Pour Jean-Paul Deremble, cet historien d’art médiéval, maître de conférence à l’Université Lille, engagé dans la mise en valeur du patrimoine religieux, la célébration de la lumière est au centre du message chrétien.
À quand remonte le souci de mettre en valeur et d’expliquer le patrimoine religieux en France ?
Ce souci a connu un regain d’intérêt dans les années 1970, notamment dans le Quartier latin, à Paris, autour de l’église Saint-Séverin, alors qu’on prenait conscience qu’il fallait faire découvrir le patrimoine religieux à une société qui n’était plus chrétienne. Dès 1967, dans l’église romane de Brancion, en Saône-et-Loire, le P. Alain Ponsar fondait les communautés d’accueil dans les sites artistiques (Casa), dans le but d’accueillir un public très large au nom de l’Église.
On peut donc dire que les premières initiatives dans ce domaine sont venues des communautés chrétiennes qui avaient perçu l’urgente nécessité de montrer un patrimoine ancien en tant que patrimoine vivant.
Comment expliquer que les créations lumineuses occupent une place importante dans ces mises en valeur ?
Depuis plusieurs décennies déjà, les villes éclairent leurs bâtiments historiques, en particulier leurs églises. À ces éclairages se sont ajoutées des expériences de coloration de façades, d’abord à Notre-Dame-la-Grande, à Poitiers, il y a plus de vingt ans, puis à la cathédrale d’Amiens, mais aussi à Chartres et à Reims. Ces projections s’appuient sur des recherches scientifiques concernant des peintures médiévales des façades et des statuaires.
Parallèlement, depuis la fin des années 1990, les édifices religieux ont travaillé leur éclairage intérieur en renonçant aux gros projecteurs, très consommateurs en électricité, pour opter pour des éclairages plus subtils et plus économiques, installés au bas des piliers, dans les chapiteaux ou dans les voussures. Il s’agit là d’un véritable habillage de la pierre. Certains de ces éclairages intérieurs sont pensés avec des effets de graduation, du plus obscur au plus intense.
C’est le cas à l’abbaye Saint-Maurice, dans le Valais suisse, où l’architecte Jean-Marie Duthilleul a créé un clavier d’une quinzaine de combinaisons, et dans l’église abbatiale de Conques (Aveyron), où le prémontré qui joue de l’orgue peut commander une variation d’éclairages, en relation avec les morceaux interprétés.

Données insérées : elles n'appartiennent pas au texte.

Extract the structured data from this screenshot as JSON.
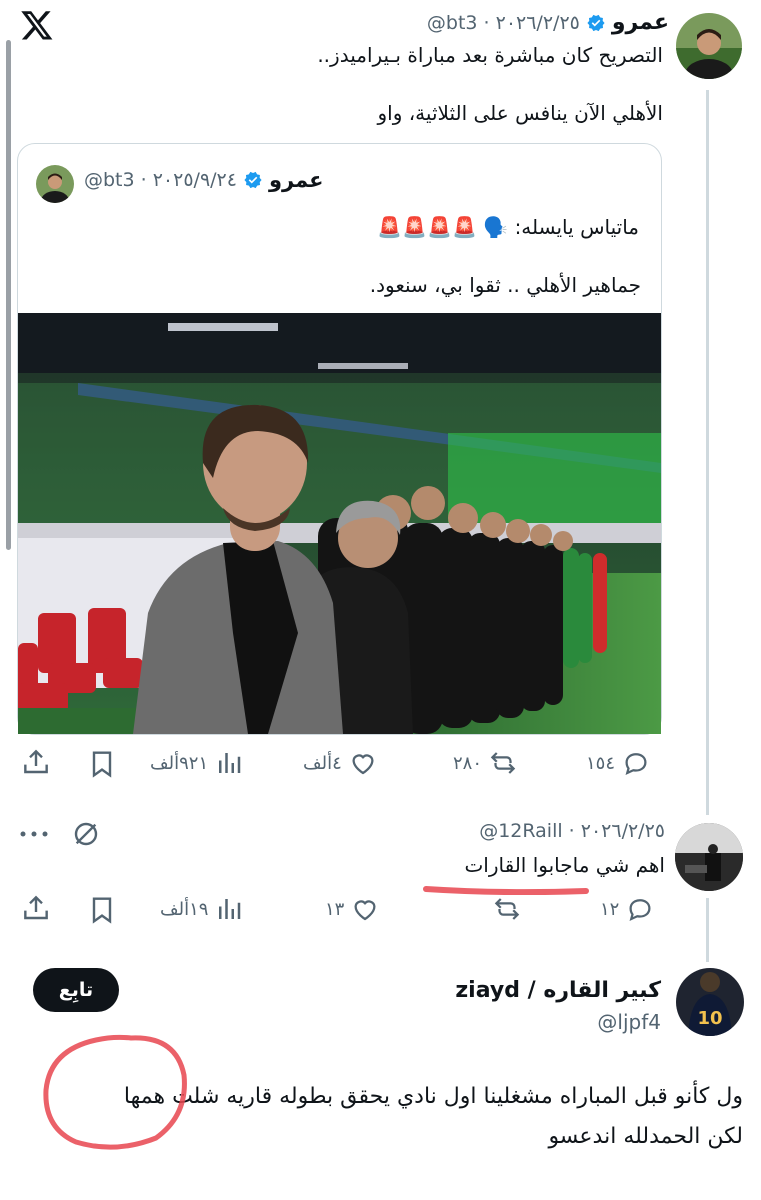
{
  "main_tweet": {
    "author_name": "عمرو",
    "handle_date": "@bt3 · ٢٠٢٦/٢/٢٥",
    "text_line1": "التصريح كان مباشرة بعد مباراة بـيراميدز..",
    "text_line2": "الأهلي الآن ينافس على الثلاثية، واو"
  },
  "quoted_tweet": {
    "author_name": "عمرو",
    "handle_date": "@bt3 · ٢٠٢٥/٩/٢٤",
    "text_line1": "ماتياس يايسله: 🗣️ 🚨🚨🚨🚨",
    "text_line2": "جماهير الأهلي .. ثقوا بي، سنعود."
  },
  "main_actions": {
    "replies": "١٥٤",
    "retweets": "٢٨٠",
    "likes": "٤ألف",
    "views": "٩٢١ألف"
  },
  "reply_tweet": {
    "handle_date": "@12Raill · ٢٠٢٦/٢/٢٥",
    "text": "اهم شي ماجابوا القارات",
    "replies": "١٢",
    "likes": "١٣",
    "views": "١٩ألف"
  },
  "third_tweet": {
    "author_name": "كبير القاره / ziayd",
    "handle": "@ljpf4",
    "follow_label": "تابِع",
    "text_line1": "ول كأنو قبل المباراه مشغلينا اول نادي يحقق بطوله قاريه شلت همها",
    "text_line2": "لكن الحمدلله اندعسو"
  },
  "colors": {
    "verified_blue": "#1d9bf0",
    "muted_gray": "#536471",
    "annotation_red": "#e8454f"
  },
  "icons": [
    "x-logo-icon",
    "verified-icon",
    "reply-icon",
    "retweet-icon",
    "like-icon",
    "views-icon",
    "bookmark-icon",
    "share-icon",
    "more-icon",
    "grok-icon"
  ]
}
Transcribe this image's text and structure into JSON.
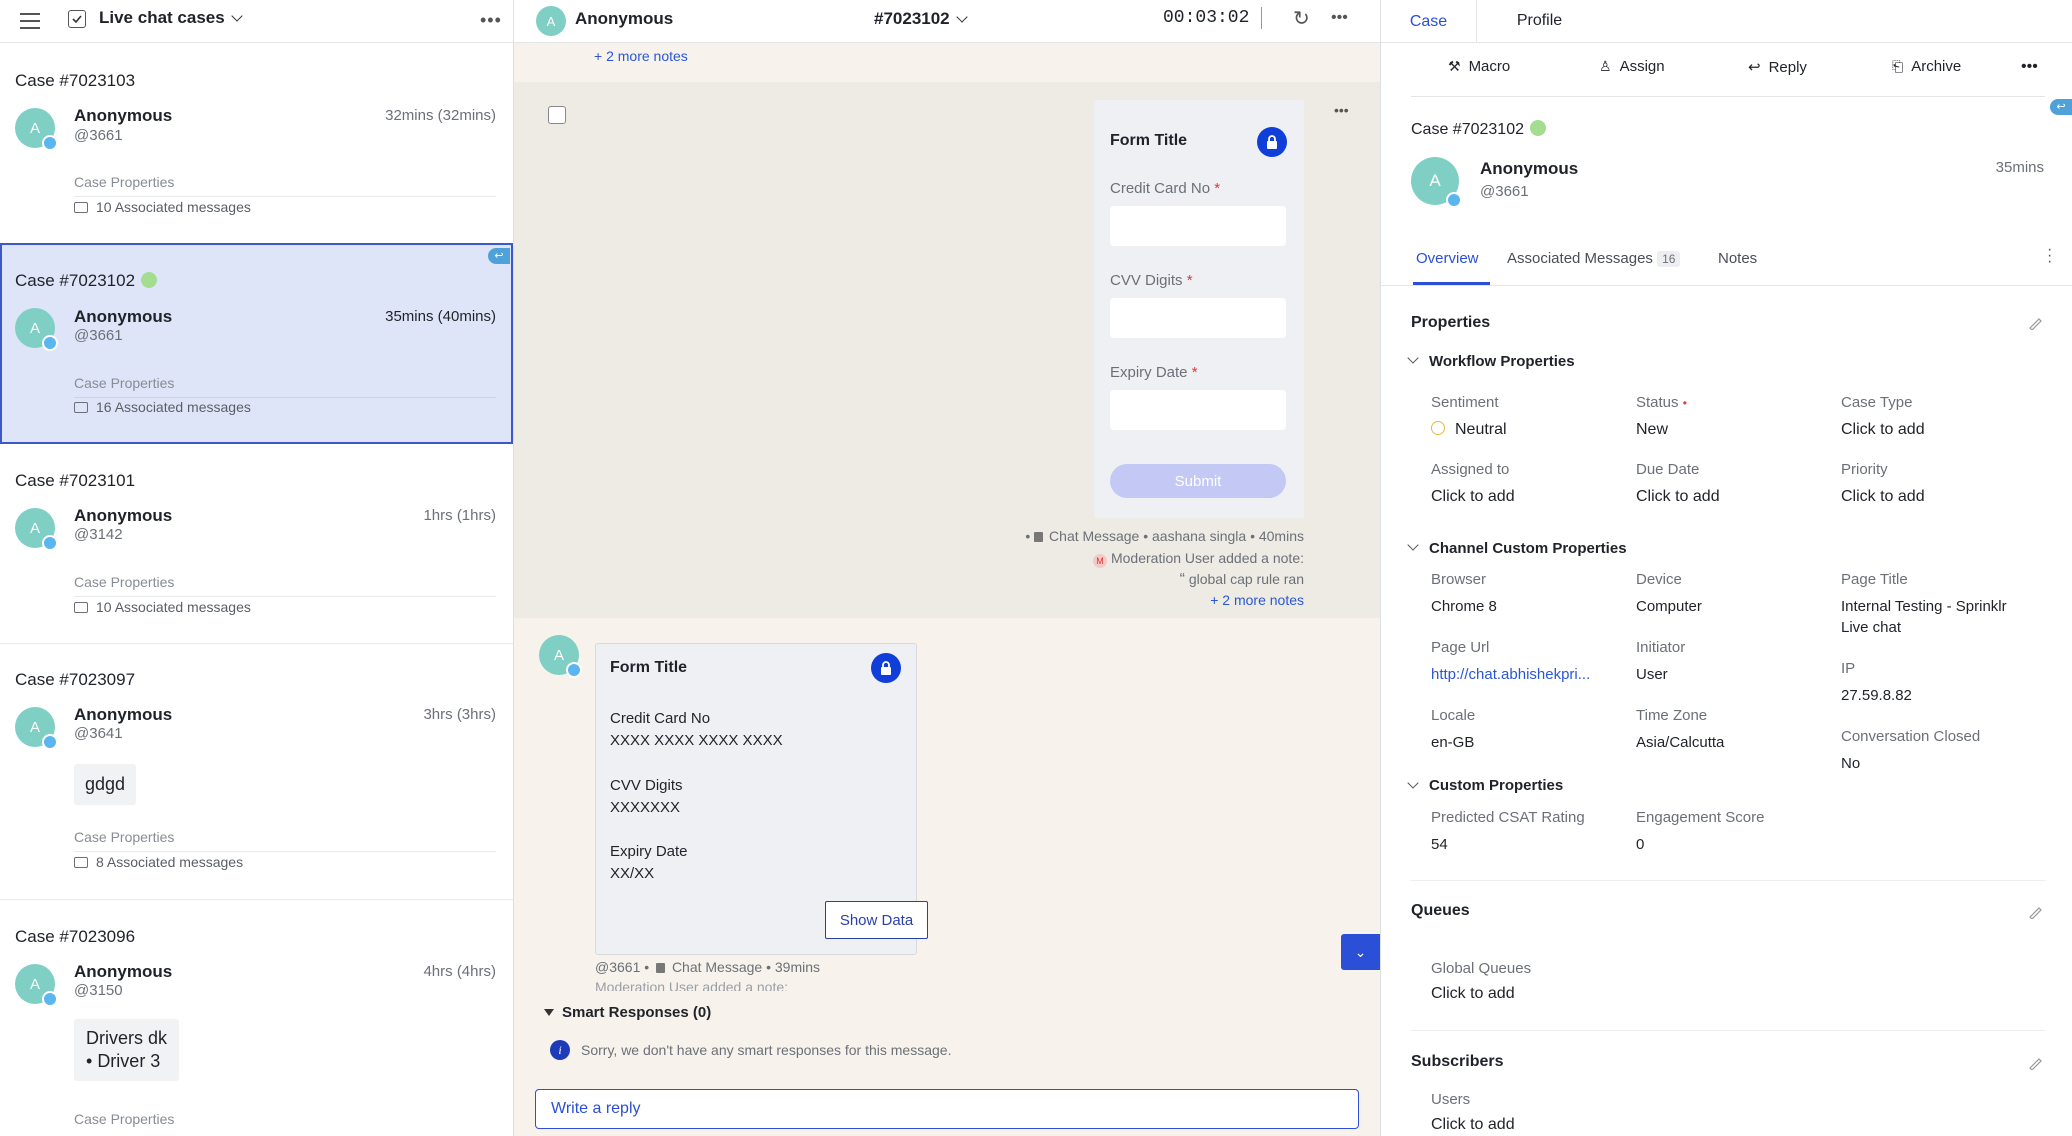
{
  "left_panel": {
    "title": "Live chat cases",
    "cases": [
      {
        "id": "Case #7023103",
        "name": "Anonymous",
        "handle": "@3661",
        "time": "32mins (32mins)",
        "properties": "Case Properties",
        "messages": "10 Associated messages",
        "avatar": "A"
      },
      {
        "id": "Case #7023102",
        "name": "Anonymous",
        "handle": "@3661",
        "time": "35mins (40mins)",
        "properties": "Case Properties",
        "messages": "16 Associated messages",
        "avatar": "A"
      },
      {
        "id": "Case #7023101",
        "name": "Anonymous",
        "handle": "@3142",
        "time": "1hrs (1hrs)",
        "properties": "Case Properties",
        "messages": "10 Associated messages",
        "avatar": "A"
      },
      {
        "id": "Case #7023097",
        "name": "Anonymous",
        "handle": "@3641",
        "time": "3hrs (3hrs)",
        "bubble": "gdgd",
        "properties": "Case Properties",
        "messages": "8 Associated messages",
        "avatar": "A"
      },
      {
        "id": "Case #7023096",
        "name": "Anonymous",
        "handle": "@3150",
        "time": "4hrs (4hrs)",
        "bubble_title": "Drivers dk",
        "bubble_item": "Driver 3",
        "properties": "Case Properties",
        "avatar": "A"
      }
    ]
  },
  "conversation": {
    "header_name": "Anonymous",
    "header_case": "#7023102",
    "timer": "00:03:02",
    "top_more_notes": "+ 2 more notes",
    "form1": {
      "title": "Form Title",
      "field1": "Credit Card No",
      "field2": "CVV Digits",
      "field3": "Expiry Date",
      "required": "*",
      "submit": "Submit"
    },
    "meta1": "Chat Message • aashana singla • 40mins",
    "note1": "Moderation User added a note:",
    "note1_quote": "global cap rule ran",
    "more_notes": "+ 2 more notes",
    "form2": {
      "title": "Form Title",
      "field1": "Credit Card No",
      "value1": "XXXX XXXX XXXX XXXX",
      "field2": "CVV Digits",
      "value2": "XXXXXXX",
      "field3": "Expiry Date",
      "value3": "XX/XX",
      "show_data": "Show Data"
    },
    "meta2_handle": "@3661 •",
    "meta2": "Chat Message • 39mins",
    "note2": "Moderation User added a note:",
    "smart_title": "Smart Responses (0)",
    "smart_msg": "Sorry, we don't have any smart responses for this message.",
    "reply_placeholder": "Write a reply",
    "avatar": "A"
  },
  "right_panel": {
    "tabs": [
      "Case",
      "Profile"
    ],
    "actions": [
      "Macro",
      "Assign",
      "Reply",
      "Archive"
    ],
    "case_id": "Case #7023102",
    "name": "Anonymous",
    "handle": "@3661",
    "time": "35mins",
    "avatar": "A",
    "subtabs": {
      "overview": "Overview",
      "associated": "Associated Messages",
      "associated_count": "16",
      "notes": "Notes"
    },
    "properties_title": "Properties",
    "workflow_title": "Workflow Properties",
    "workflow": [
      {
        "label": "Sentiment",
        "value": "Neutral"
      },
      {
        "label": "Status",
        "value": "New"
      },
      {
        "label": "Case Type",
        "value": "Click to add"
      },
      {
        "label": "Assigned to",
        "value": "Click to add"
      },
      {
        "label": "Due Date",
        "value": "Click to add"
      },
      {
        "label": "Priority",
        "value": "Click to add"
      }
    ],
    "channel_title": "Channel Custom Properties",
    "channel": [
      {
        "label": "Browser",
        "value": "Chrome 8"
      },
      {
        "label": "Device",
        "value": "Computer"
      },
      {
        "label": "Page Title",
        "value": "Internal Testing - Sprinklr",
        "value2": "Live chat"
      },
      {
        "label": "Page Url",
        "value": "http://chat.abhishekpri..."
      },
      {
        "label": "Initiator",
        "value": "User"
      },
      {
        "label": "IP",
        "value": "27.59.8.82"
      },
      {
        "label": "Locale",
        "value": "en-GB"
      },
      {
        "label": "Time Zone",
        "value": "Asia/Calcutta"
      },
      {
        "label": "Conversation Closed",
        "value": "No"
      }
    ],
    "custom_title": "Custom Properties",
    "custom": [
      {
        "label": "Predicted CSAT Rating",
        "value": "54"
      },
      {
        "label": "Engagement Score",
        "value": "0"
      }
    ],
    "queues_title": "Queues",
    "queues_label": "Global Queues",
    "queues_value": "Click to add",
    "subscribers_title": "Subscribers",
    "subscribers_label": "Users",
    "subscribers_value": "Click to add"
  },
  "colors": {
    "accent": "#0f3fd8",
    "selected_bg": "#dfe5f8",
    "selected_border": "#3d58c9",
    "avatar": "#7fcfc5",
    "online": "#a4dc90"
  }
}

Quel est le sens chrétien de ces mises en valeur des églises par la lumière ?
La célébration de la lumière, par le choix de l’orientation, la recherche d’effets d’ombres et de lumière, les fenêtres de plus en plus vastes, etc., occupe une place centrale dans le Mystère chrétien. Travailler la lumière est donc important aussi pour signifier le Christ qui est lumière et l’Église qui est le lieu de la lumière.
Certes, ce message est plus perceptible, par contraste, quand la ville est plongée dans la nuit noire… Le succès des « nuits blanches » de ces dernières années invite aussi les églises à renouer avec la grande tradition de la prière nocturne qui était habituelle, non seulement dans les abbayes, mais aussi dans les églises avec chapitre de chanoines, ceux-ci étant tenus, comme les moines, de célébrer l’office des vigiles.
Entrer dans une église en pleine nuit, c’est donc, sans le savoir, s’inscrire dans cette tradition de la prière pour le monde quand celui-ci est endormi.
Quels conseils donner à ceux qui ouvrent ainsi leurs églises ?
Il faut à la fois créer une ambiance méditative, d’intériorisation et de silence, offrir une présence et une disponibilité à tous ceux qui entrent, et enfin être suffisamment formé pour répondre aux demandes, tant sur la foi chrétienne que sur l’art. C’est fou les questions sur l’Évangile et sur Jésus que les gens peuvent poser dans un musée ou dans une église !
Encore faut-il les entendre et savoir y répondre, en aidant ceux qui n’ont plus de clés de lecture pour décoder l’architecture et les œuvres d’art dans leurs liens étroits avec la foi chrétienne.